HEAVY RAINS in northern Louisiana led to flooding in some low-lying areas and that, in turn, may mean serious financial trouble for cattle producers. LSU AgCenter agent John LeVasseur of Caddo Parish says flooded pastures mean plenty of headaches for local cattlemen.
“A lot of the producers with low-lying pastures have had to move their cattle and are having to feed their cattle because they're concentrating them on a much smaller area,” says LeVasseur. “That's starting to really set them back financially. It takes a lot to feed cattle if you've got them all in a certain area and you have to provide everything for them.”
According to the LSU AgCenter agent, the previous drought conditions during portions of last year also mean hay to feed cattle is in short supply.

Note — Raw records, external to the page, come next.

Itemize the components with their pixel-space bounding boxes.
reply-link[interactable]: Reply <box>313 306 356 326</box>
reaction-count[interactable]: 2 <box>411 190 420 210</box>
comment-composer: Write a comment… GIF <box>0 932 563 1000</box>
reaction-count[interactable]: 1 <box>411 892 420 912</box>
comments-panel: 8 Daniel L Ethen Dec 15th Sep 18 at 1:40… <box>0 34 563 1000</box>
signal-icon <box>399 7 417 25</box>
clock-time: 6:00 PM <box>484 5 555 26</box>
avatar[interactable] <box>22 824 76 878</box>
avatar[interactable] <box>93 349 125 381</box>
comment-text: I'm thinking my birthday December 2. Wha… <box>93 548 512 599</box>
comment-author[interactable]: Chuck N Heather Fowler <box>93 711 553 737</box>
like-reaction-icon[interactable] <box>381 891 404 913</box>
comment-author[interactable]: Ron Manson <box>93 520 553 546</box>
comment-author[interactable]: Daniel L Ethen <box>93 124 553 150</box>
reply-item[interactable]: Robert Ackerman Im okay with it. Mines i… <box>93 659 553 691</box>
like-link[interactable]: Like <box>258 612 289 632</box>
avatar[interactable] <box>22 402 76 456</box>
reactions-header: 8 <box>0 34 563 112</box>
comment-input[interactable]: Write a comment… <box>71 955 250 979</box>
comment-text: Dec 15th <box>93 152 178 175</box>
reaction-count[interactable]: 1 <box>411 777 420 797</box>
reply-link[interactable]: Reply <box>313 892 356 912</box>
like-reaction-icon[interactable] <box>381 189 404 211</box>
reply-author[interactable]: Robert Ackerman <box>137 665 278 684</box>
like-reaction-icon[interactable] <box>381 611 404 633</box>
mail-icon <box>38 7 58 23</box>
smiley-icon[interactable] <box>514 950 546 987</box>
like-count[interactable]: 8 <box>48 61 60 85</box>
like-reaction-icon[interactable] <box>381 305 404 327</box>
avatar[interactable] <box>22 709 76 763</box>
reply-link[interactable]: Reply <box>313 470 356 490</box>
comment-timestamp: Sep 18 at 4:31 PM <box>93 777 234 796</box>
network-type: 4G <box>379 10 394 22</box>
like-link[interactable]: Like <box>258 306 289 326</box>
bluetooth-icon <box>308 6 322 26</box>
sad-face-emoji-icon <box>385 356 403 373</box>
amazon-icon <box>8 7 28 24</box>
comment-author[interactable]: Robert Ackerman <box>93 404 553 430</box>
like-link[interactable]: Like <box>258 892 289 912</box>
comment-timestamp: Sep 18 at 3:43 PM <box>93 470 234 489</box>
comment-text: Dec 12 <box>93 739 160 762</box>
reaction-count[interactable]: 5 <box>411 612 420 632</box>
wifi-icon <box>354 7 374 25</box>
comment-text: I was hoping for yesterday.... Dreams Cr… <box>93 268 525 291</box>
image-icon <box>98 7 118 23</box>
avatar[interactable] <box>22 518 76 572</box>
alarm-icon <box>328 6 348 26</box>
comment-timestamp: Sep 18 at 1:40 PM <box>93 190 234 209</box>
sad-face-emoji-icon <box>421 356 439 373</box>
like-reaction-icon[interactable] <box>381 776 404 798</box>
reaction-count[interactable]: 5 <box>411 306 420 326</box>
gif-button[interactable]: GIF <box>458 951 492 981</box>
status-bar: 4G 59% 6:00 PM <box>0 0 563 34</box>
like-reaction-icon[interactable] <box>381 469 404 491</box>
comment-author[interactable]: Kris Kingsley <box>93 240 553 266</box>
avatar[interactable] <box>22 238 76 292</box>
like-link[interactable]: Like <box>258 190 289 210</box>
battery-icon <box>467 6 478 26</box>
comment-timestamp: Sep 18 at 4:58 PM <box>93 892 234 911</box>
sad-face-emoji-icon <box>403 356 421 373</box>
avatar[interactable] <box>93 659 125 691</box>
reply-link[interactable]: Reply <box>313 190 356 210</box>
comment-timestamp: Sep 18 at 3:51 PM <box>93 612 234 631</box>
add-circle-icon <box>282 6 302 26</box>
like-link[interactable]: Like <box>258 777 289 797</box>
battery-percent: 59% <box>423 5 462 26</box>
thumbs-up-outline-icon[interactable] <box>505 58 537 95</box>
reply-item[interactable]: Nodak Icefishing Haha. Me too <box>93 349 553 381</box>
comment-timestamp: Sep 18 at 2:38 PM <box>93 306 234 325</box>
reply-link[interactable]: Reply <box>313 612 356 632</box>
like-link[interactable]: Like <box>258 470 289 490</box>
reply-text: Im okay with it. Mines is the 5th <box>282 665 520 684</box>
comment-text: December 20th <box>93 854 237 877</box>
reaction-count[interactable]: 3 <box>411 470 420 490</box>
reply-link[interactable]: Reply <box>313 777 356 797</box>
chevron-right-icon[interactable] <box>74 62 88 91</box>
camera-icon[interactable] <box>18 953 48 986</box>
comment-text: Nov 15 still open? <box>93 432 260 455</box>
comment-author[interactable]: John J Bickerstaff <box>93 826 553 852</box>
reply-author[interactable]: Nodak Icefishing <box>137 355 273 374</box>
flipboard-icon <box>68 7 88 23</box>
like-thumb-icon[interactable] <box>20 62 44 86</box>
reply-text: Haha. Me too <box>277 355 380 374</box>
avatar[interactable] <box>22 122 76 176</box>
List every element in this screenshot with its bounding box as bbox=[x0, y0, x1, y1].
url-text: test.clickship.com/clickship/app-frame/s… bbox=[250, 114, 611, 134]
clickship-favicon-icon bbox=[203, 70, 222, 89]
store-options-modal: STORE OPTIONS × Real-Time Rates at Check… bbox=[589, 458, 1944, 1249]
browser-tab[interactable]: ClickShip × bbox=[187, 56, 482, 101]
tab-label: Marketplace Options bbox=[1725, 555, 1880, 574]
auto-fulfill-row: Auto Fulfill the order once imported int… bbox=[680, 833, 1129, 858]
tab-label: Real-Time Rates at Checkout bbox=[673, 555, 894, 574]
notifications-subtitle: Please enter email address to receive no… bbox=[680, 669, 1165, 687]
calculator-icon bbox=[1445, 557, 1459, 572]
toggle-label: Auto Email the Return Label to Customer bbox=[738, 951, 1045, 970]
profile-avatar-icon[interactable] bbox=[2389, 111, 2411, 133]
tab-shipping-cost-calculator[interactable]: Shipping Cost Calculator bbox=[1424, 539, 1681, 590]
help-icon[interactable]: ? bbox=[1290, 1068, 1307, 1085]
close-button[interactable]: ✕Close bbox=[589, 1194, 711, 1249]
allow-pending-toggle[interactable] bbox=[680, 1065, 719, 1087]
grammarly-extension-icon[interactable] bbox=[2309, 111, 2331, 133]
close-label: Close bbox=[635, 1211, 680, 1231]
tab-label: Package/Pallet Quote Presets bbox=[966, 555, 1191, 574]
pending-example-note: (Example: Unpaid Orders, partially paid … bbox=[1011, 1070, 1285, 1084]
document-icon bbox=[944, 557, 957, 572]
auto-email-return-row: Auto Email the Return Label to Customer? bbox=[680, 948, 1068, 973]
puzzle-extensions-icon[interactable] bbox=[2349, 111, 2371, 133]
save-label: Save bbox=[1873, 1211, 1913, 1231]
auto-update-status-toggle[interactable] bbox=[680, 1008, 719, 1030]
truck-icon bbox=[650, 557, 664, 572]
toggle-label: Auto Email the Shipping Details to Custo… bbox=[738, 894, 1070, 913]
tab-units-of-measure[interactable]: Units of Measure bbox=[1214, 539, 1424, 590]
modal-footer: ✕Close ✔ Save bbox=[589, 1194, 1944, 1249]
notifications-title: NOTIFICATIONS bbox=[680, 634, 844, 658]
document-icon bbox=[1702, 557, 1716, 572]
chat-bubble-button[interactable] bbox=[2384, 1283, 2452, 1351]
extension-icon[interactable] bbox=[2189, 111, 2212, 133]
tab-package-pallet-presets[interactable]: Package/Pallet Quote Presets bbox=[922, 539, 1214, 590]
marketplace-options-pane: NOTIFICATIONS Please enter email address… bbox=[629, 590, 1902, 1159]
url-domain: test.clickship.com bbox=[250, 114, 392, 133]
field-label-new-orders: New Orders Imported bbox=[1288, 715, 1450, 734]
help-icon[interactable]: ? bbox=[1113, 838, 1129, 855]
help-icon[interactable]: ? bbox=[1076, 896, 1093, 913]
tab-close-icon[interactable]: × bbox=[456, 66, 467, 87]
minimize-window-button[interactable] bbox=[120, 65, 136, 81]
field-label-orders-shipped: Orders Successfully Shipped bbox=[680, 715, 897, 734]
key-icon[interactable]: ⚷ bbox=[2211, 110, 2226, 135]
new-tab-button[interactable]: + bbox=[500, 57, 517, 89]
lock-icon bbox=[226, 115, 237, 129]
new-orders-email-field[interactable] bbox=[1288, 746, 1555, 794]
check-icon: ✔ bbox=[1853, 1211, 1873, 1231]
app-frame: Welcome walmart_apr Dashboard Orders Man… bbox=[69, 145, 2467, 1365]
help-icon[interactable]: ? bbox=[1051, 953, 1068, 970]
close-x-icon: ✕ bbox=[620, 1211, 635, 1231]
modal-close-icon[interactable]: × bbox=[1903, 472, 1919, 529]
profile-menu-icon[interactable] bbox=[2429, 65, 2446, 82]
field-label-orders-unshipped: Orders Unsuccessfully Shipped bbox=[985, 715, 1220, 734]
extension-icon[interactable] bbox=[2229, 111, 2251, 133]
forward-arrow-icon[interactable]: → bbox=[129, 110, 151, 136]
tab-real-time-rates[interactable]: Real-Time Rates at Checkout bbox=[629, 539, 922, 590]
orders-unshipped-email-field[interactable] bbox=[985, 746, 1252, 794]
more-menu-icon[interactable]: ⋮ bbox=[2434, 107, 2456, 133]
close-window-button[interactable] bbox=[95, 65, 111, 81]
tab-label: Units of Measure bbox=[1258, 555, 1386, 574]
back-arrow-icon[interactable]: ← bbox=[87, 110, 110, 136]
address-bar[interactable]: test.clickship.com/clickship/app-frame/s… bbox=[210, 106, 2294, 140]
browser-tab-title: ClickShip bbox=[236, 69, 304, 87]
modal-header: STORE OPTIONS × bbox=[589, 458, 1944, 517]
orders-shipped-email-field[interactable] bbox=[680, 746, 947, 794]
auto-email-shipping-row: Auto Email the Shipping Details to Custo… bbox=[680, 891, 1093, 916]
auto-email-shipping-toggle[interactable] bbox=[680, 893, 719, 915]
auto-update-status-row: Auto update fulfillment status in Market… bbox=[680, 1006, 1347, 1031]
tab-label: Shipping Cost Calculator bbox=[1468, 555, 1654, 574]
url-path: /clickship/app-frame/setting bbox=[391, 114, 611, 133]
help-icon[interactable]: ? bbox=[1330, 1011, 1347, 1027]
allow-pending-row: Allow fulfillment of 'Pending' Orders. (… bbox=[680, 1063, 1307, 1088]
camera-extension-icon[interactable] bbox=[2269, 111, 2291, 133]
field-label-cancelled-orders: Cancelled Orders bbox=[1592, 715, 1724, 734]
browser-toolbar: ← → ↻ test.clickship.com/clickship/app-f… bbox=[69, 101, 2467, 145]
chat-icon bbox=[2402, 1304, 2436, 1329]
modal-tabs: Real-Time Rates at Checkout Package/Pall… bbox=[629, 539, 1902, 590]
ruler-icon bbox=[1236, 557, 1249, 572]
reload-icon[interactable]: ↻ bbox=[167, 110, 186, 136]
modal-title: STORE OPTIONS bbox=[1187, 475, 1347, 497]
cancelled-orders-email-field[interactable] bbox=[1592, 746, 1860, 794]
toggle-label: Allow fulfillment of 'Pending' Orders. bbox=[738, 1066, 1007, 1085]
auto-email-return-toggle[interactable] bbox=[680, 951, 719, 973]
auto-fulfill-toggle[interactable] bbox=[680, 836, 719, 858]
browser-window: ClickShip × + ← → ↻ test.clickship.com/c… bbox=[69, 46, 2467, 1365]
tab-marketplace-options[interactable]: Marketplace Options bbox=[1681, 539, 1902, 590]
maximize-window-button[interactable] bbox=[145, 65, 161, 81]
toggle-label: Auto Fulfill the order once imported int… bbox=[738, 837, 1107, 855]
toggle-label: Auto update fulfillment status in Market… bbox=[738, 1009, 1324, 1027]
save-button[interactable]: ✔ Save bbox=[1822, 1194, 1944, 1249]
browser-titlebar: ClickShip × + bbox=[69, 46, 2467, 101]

“At the end of last summer it got very dry, and a lot of producers started feeding hay in August or September,” he says. “That's about two months earlier than we normally have to feed. So producers fed up their winter supply of hay early on, and most of them just did not have enough to feed as long as they've needed to.”
LeVasseur says the current financial and physical strains will last at least until the water subsides.
“Even then it's going to take a while for those pastures to rejuvenate themselves after being underwater for such a long period of time,” he explains.
Although the abundance of rain has created some problems, LeVasseur says there are positive aspects of the situation.
“The rain has increased the water level in the subsoil, and that's going to be positive in the summer months,” says the LSU AgCenter agent. “It will allow some additional subsoil moisture further into the growing season. But at this point in the game, we've had enough water, and we need a break from it.”